The problem with the case is that you're really asking, particularly because of the sociological evidence you cite, for us to go into uncharted waters, and you can play with that metaphor, there's a wonderful destination, it is a cliff. Whatever that was.

But you're -- you're doing so in a -- in a case where the opinion is very narrow. Basically that once the State goes halfway, it has to go all the way or 70 percent of the way, and you're doing so in a case where there's a substantial question on --on standing. I just wonder if -- if the case was properly granted.

The more conservative justices were more eager to grapple with the merits, arguing, again, that the plaintiffs were seeking a charge with unknown effects. "You want us to assess the effects of same-sex marriage, the potential effects on -- of same-sex marriage, the potential -- the effects of Proposition 8," Justice Samuel Alito asked. "But what is your response to the argument which has already been mentioned about the need to be cautious in light of the newness of the -- the concept of -- of same-sex marriage?" It had first been adopted in the Netherlands in 2000, he said; it is "newer than cellphones or the Internet."

"Waiting," Verrilli responded, "is not a neutral act. Waiting imposes real costs in the here and now. It denies to the -- to the parents who want to marry the ability to marry, and it denies to the children, ironically, the very thing that Petitioners focus on is at the heart of the marriage relationship."

The Court seemed narrowly divided. Chief Justice Roberts is a hard man to read, but he was clearly worried about the argument that gay marriage is a fundamental change. Kennedy clearly does not want to injure anyone, especially those adopted children in California.

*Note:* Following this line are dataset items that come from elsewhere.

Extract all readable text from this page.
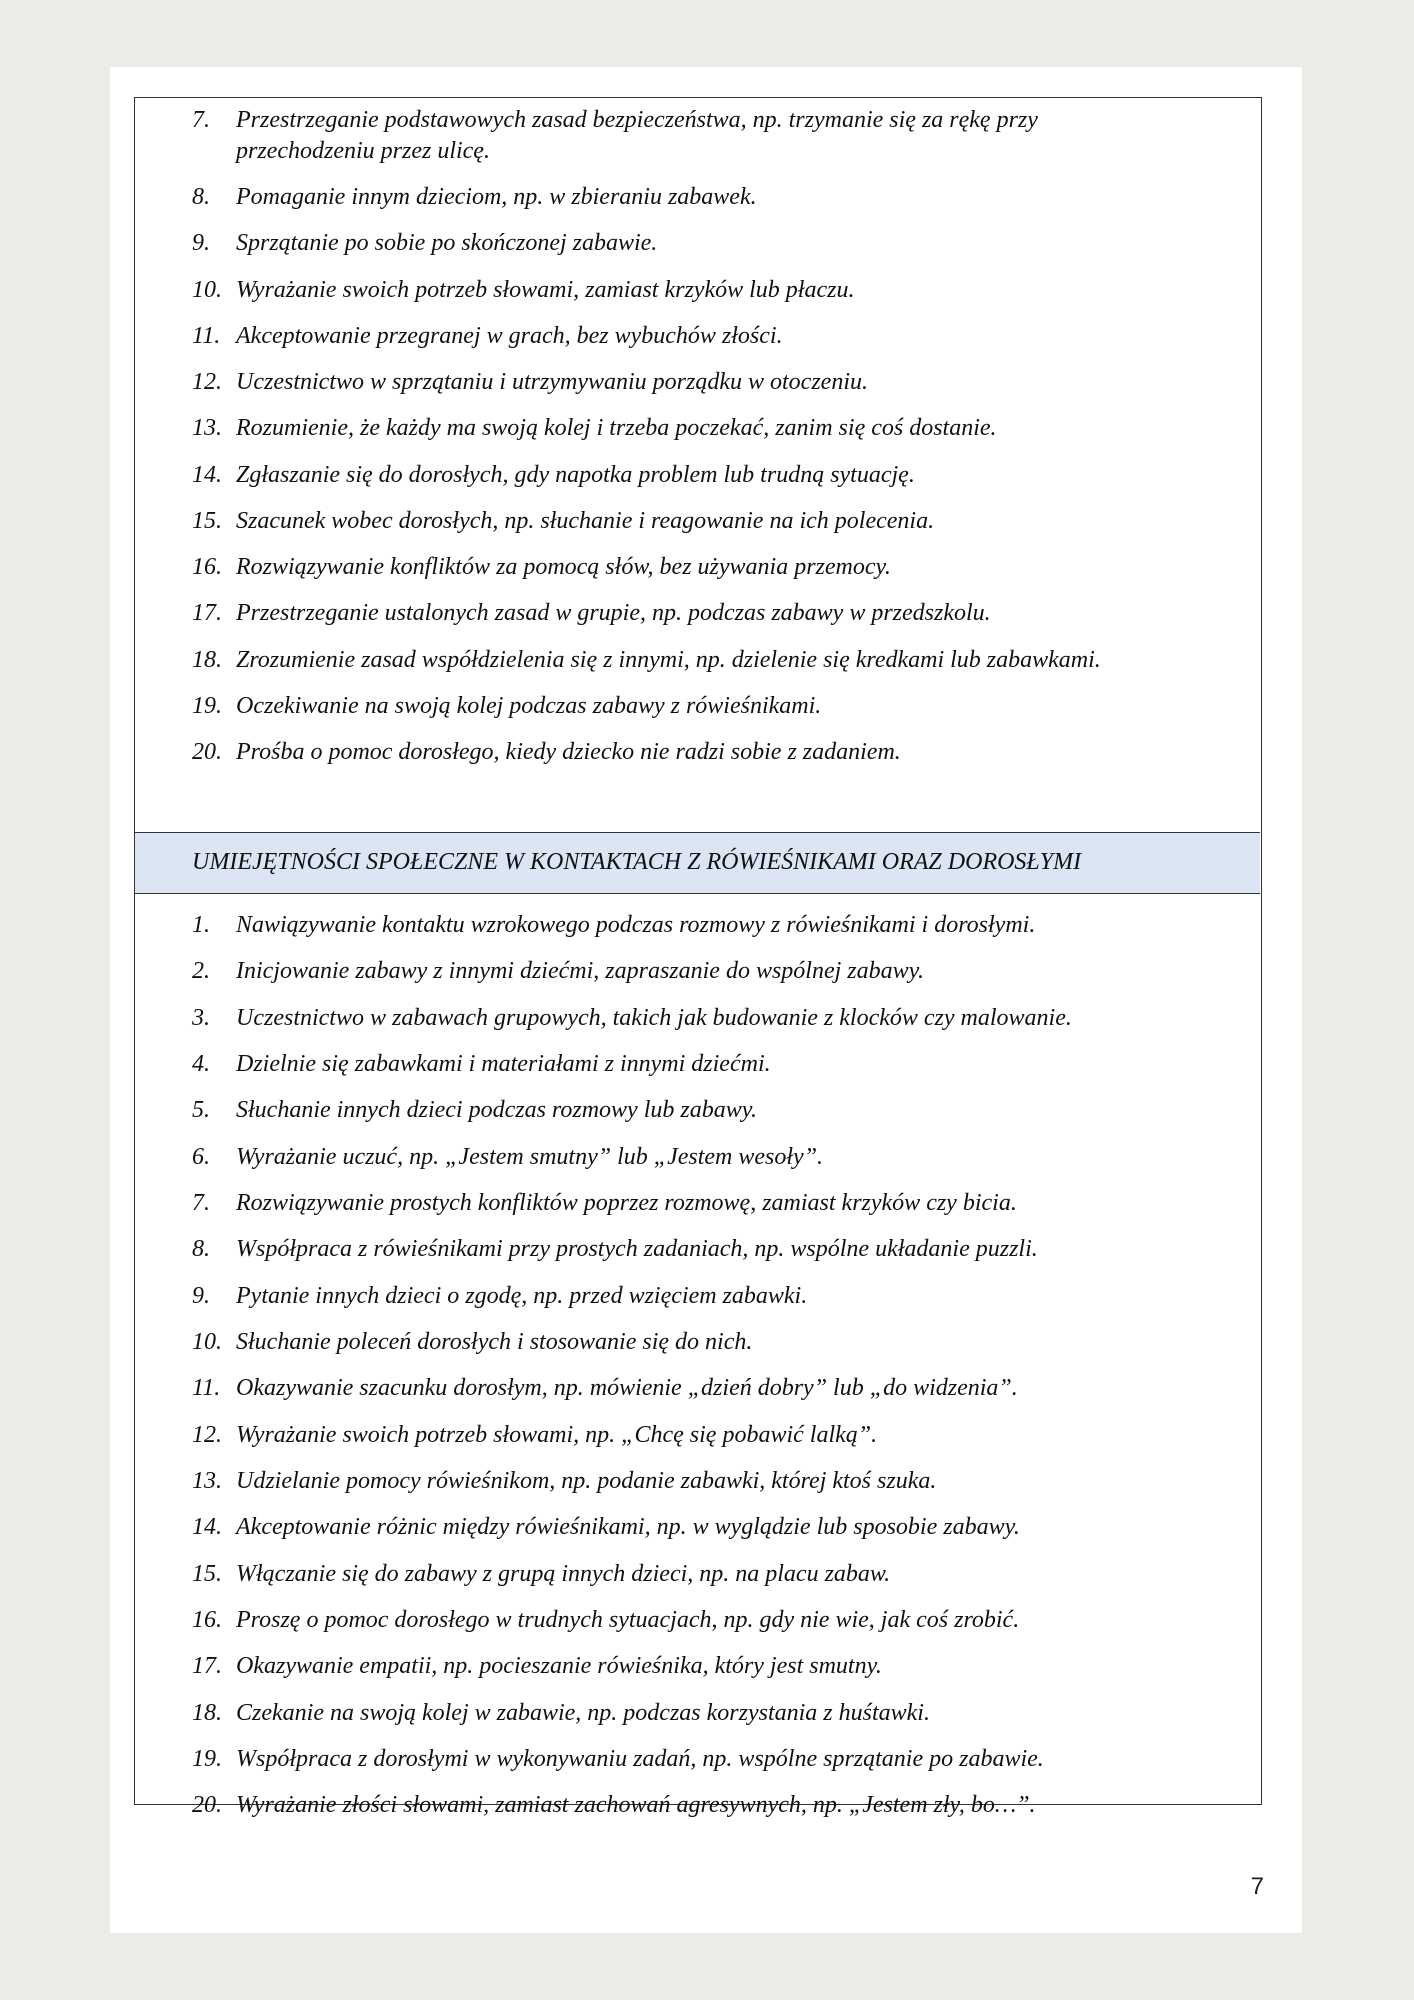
7.	Przestrzeganie podstawowych zasad bezpieczeństwa, np. trzymanie się za rękę przy
przechodzeniu przez ulicę.
8.	Pomaganie innym dzieciom, np. w zbieraniu zabawek.
9.	Sprzątanie po sobie po skończonej zabawie.
10. Wyrażanie swoich potrzeb słowami, zamiast krzyków lub płaczu.
11. Akceptowanie przegranej w grach, bez wybuchów złości.
12. Uczestnictwo w sprzątaniu i utrzymywaniu porządku w otoczeniu.
13. Rozumienie, że każdy ma swoją kolej i trzeba poczekać, zanim się coś dostanie.
14. Zgłaszanie się do dorosłych, gdy napotka problem lub trudną sytuację.
15. Szacunek wobec dorosłych, np. słuchanie i reagowanie na ich polecenia.
16. Rozwiązywanie konfliktów za pomocą słów, bez używania przemocy.
17. Przestrzeganie ustalonych zasad w grupie, np. podczas zabawy w przedszkolu.
18. Zrozumienie zasad współdzielenia się z innymi, np. dzielenie się kredkami lub zabawkami.
19. Oczekiwanie na swoją kolej podczas zabawy z rówieśnikami.
20. Prośba o pomoc dorosłego, kiedy dziecko nie radzi sobie z zadaniem.
UMIEJĘTNOŚCI SPOŁECZNE W KONTAKTACH Z RÓWIEŚNIKAMI ORAZ DOROSŁYMI
1.	Nawiązywanie kontaktu wzrokowego podczas rozmowy z rówieśnikami i dorosłymi.
2.	Inicjowanie zabawy z innymi dziećmi, zapraszanie do wspólnej zabawy.
3.	Uczestnictwo w zabawach grupowych, takich jak budowanie z klocków czy malowanie.
4.	Dzielnie się zabawkami i materiałami z innymi dziećmi.
5.	Słuchanie innych dzieci podczas rozmowy lub zabawy.
6.	Wyrażanie uczuć, np. „Jestem smutny” lub „Jestem wesoły”.
7.	Rozwiązywanie prostych konfliktów poprzez rozmowę, zamiast krzyków czy bicia.
8.	Współpraca z rówieśnikami przy prostych zadaniach, np. wspólne układanie puzzli.
9.	Pytanie innych dzieci o zgodę, np. przed wzięciem zabawki.
10. Słuchanie poleceń dorosłych i stosowanie się do nich.
11. Okazywanie szacunku dorosłym, np. mówienie „dzień dobry” lub „do widzenia”.
12. Wyrażanie swoich potrzeb słowami, np. „Chcę się pobawić lalką”.
13. Udzielanie pomocy rówieśnikom, np. podanie zabawki, której ktoś szuka.
14. Akceptowanie różnic między rówieśnikami, np. w wyglądzie lub sposobie zabawy.
15. Włączanie się do zabawy z grupą innych dzieci, np. na placu zabaw.
16. Proszę o pomoc dorosłego w trudnych sytuacjach, np. gdy nie wie, jak coś zrobić.
17. Okazywanie empatii, np. pocieszanie rówieśnika, który jest smutny.
18. Czekanie na swoją kolej w zabawie, np. podczas korzystania z huśtawki.
19. Współpraca z dorosłymi w wykonywaniu zadań, np. wspólne sprzątanie po zabawie.
20. Wyrażanie złości słowami, zamiast zachowań agresywnych, np. „Jestem zły, bo…”.
7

Dismissal of the case without a decision would mean further litigation over Prop 8; but with a powerful District Court opinion still in effect against it, the measure probably could not survive. The Court would leave the larger issue for another day.

Sometimes, against all the odds, American law really does speak to the better angels of our nature. Yesterday's argument had none of the ugliness that marred last-year's health-care arguments: no harassment of counsel, no hostile cross-talk, no bursts of temper. Justice Scalia left his sarcasm arrows in his quiver. That was a victory for civility, which had been in short supply last term. Whether equality will also win a victory was much harder to predict.